Çünkü bu yasa itici güç olarak "Tam gün çalışma" ve kapsamına aldığı
personele "çok para verme" gibi iki temel faktöre dayanmaktadır.
Bunlardan tam gün çalıma esası bu yasa ile gelmiş yeni bir ilke değildir.
Önceki yasalarda da vardı.
Örneğin
1750 sayılı Üniversiteler Yasası'nın 38 inci madesi "Tam gün çalışma"
başlığını taşımakta ve üniversite öğretim üyeleri ile asistanlarını, en az
Devlet Memurları için kabul edilmiş olan günler çalışma süresi kadar bir süre
öğrenim, bilimsel araştırma, inceleme, uygulama ve yönetim görevleri ile
üniversite organlarınca veya yasayla verilen diğer görevlerin gerektirdiği
yerlerde hazır bulunmak ve görevlerini yerine getirmek ve .............belirli
saatleri içinde görevleri başanda bulunmakla yükümlü tutmaktadır.
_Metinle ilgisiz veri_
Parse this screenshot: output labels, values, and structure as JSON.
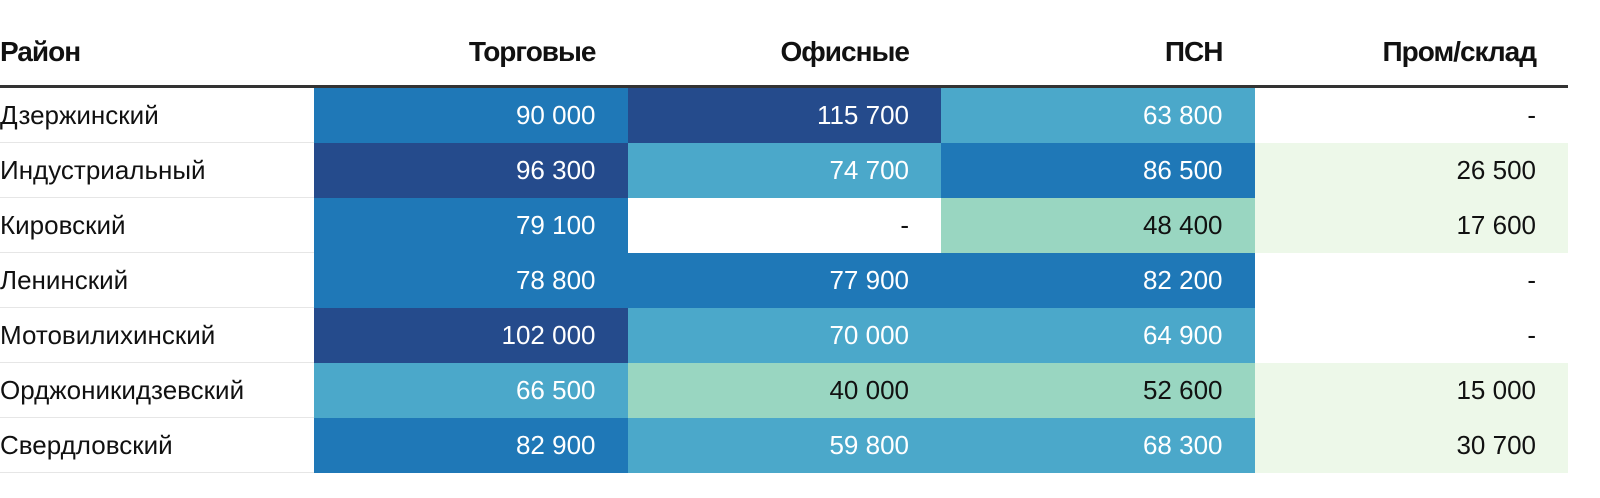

Aynı maddenin
üçüncü fıkrası ise " üniversite öğretim üyeleri ve asistanlar resmi
çalışma saatleri içinde ve başka yüksek öğretim kurulları dışında ücretli veya
ücretsiz resmi veya özel herhangi bir iş göremezler, ek görevler alamazlar,
serbest meslek icra edemezler. Üniversite asistanları bütün çalışmalarını
üniversiteye hasrederler." şeklindeki hükmüyle "tam gün çalışma"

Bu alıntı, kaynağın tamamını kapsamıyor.